Why log management is essential to successful implementation of DevSecOps [Q&A]

Developer

DevSecOps, the integration of security into DevOps processes, is in increasingly common use. Logging and log management play a critical role in helping to put DevSecOps principles into practice by ensuring that developers, IT operations staff, and security teams have the visibility and communication pipelines they need to prioritize security at all stages of the DevOps delivery cycle.

We spoke to Ryan Staatz, systems architect and head of DevOps at LogDNA to discuss how log management fits in the toolchain of technology and practices that create a successful DevSecOps initiative.

BN: What does DevSecOps mean to you?

RS: I like to start by breaking down the word. To me it represents the manner development, security, and operations work together to create a functional process that benefits each of those teams equally. To some, DevSecOps is simply a generic term for an overall methodology. I feel strongly that a successful DevSecOps initiative is outlined by an IT organization doing its best to bridge all three critical areas in order to improve its security, operations, and development practices installed together. It comes down to communication and process and I certainly encounter DevSecOps everyday.

BN: What does it take for DevSecOps to be successful?

RS: I'm not sure I can give you an exact formula, but there are certainly some good practices that I recommend you follow. Communication between the three IT groups is critical and can be challenging when dealing with multiple disparate teams that all have their own set goals and initiatives. Insight across the different teams into their present projects, KPIs and goals are very important for these teams to better understand each other.
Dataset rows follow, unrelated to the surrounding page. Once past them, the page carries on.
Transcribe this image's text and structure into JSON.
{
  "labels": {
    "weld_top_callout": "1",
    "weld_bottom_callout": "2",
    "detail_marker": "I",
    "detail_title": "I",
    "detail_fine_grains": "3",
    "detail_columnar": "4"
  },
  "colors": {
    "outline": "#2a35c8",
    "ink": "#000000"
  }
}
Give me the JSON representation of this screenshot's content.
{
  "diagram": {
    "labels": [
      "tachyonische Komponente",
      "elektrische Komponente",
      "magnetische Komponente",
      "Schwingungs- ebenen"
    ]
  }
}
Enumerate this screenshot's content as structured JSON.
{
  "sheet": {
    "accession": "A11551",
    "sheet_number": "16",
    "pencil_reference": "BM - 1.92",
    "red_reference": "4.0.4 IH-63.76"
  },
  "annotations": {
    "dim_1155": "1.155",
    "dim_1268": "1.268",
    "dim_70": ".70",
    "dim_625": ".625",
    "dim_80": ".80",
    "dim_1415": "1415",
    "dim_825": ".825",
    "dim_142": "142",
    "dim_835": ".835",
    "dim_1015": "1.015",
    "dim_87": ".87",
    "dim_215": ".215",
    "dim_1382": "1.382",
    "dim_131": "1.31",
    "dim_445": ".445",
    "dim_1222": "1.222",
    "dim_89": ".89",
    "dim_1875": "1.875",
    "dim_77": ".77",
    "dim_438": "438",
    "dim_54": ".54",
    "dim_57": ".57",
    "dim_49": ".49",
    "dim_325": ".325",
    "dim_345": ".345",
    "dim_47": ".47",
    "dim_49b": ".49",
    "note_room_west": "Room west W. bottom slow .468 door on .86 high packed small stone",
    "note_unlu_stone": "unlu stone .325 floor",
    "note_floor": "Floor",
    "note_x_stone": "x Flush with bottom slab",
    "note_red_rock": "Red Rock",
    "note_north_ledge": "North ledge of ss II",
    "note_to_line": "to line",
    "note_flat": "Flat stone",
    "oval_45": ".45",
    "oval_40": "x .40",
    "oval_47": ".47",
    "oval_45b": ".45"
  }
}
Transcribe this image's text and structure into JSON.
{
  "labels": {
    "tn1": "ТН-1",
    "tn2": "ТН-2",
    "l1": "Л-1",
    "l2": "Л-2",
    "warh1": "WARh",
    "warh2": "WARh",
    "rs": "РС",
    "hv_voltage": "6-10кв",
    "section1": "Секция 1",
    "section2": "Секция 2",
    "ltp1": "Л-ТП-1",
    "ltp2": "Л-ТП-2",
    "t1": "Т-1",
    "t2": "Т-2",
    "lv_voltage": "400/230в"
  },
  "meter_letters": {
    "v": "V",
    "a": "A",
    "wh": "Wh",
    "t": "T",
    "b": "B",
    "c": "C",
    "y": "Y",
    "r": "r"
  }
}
For instance, having a discussion early on about how security can benefit both operations and development is critical for all three teams to both understand and agree upon. This common ground and buying into each other's goals is a good starting point to building a process that works for everyone.

I know that security can often be viewed as a huge hurdle for many in IT who do not work with it every day, but in actuality, security is similar to preventive health care in that it is a lot easier to prevent something from happening than it is to clean up or treat an ailment after the fact. Spending the time at the outset to establish a cadence process and a line of communications is critical.

BN: How does logging help communication between IT teams?

RS: A log as a message or an event from an application can be valuable to many different teams for many different reasons. The same message could offer insight to development that there is an error in your application. For security, it could be that somebody logged on to the network who is not a user and from out of the secure network. Operations can use a message and realize the logs stopped here, but looking into another log trail, it shows something is crashing or it looks like a server hosting these applications died or whatever it might be. Logs can be powerful in hunting those issues down.

Centralized logs also help drive that same communication we talked about for what makes a successful DevSecOps foundation. The ability for everyone to view logs in the same place means that each person on each team can point out things to other people on other teams to better understand the overall health of the environment. They may not necessarily have the entire context to make sense of every single log statement from every single team, but you at least use it as a shared repository of evidence of what's going on. Having that source of truth can be very powerful.

BN: How does log management increase visibility into security?

RS: Security is a huge undertaking just on its own. When it comes to structuring data there are a lot of areas that are going to need to be categorized. With SIEM tools for instance, you can think of logging as a precursor to them. And once you have that data categorized in a manner that you can understand and run aggregates and analysis on, you can quickly see from the logs it looks like this component is affected and this type of message is an authorized login, for example. You can really begin diving into the specifics of what's going on in your system.

Also, because you might be pulling logs from different places, there are different parts of the application lifecycle to gain visibility into. For example, depending on the continuous integration tool you have set up in your organization, you can track logs from those systems and -- once it's deployed -- receive valuable insight for deploying and running your applications.

And this goes all the way down to the application level of when it is running in production, to better understand an event and decide if it is unusual and should be investigated. The more structure you can put into your logs, the more value you can drive, especially for long-term aggregation and detection of unusual behaviors.

BN: If an IT team is considering a DevSecOps initiative, where is a good place to start?

RS: There are many factors that play into a successful DevSecOps initiative, but deciding on overall goals, how the work culture will support the initiative and receiving strong buy-in from everyone in the IT organization is a good place to start.

Tactically, having basic proactive and reactive approaches in place is a great start. Even setting up automated codebase scans can quickly catch major issues and notify the appropriate teams can be super helpful. This benefits multiple parties -- security, app developers, operations -- to know their dependency might have a problem.

And security is critical. In my experience, security is often viewed like insurance. Everyone wants it but nobody wants to pay for it, nor spend the time it takes to learn and apply it to their organization. Thinking about security from a preventative approach, any low effort, high impact deliverable that you can receive as an early stage company is huge. It will lay the foundation later on for better practices, faster to production delivery times, and even detection of important issues before they happen in production.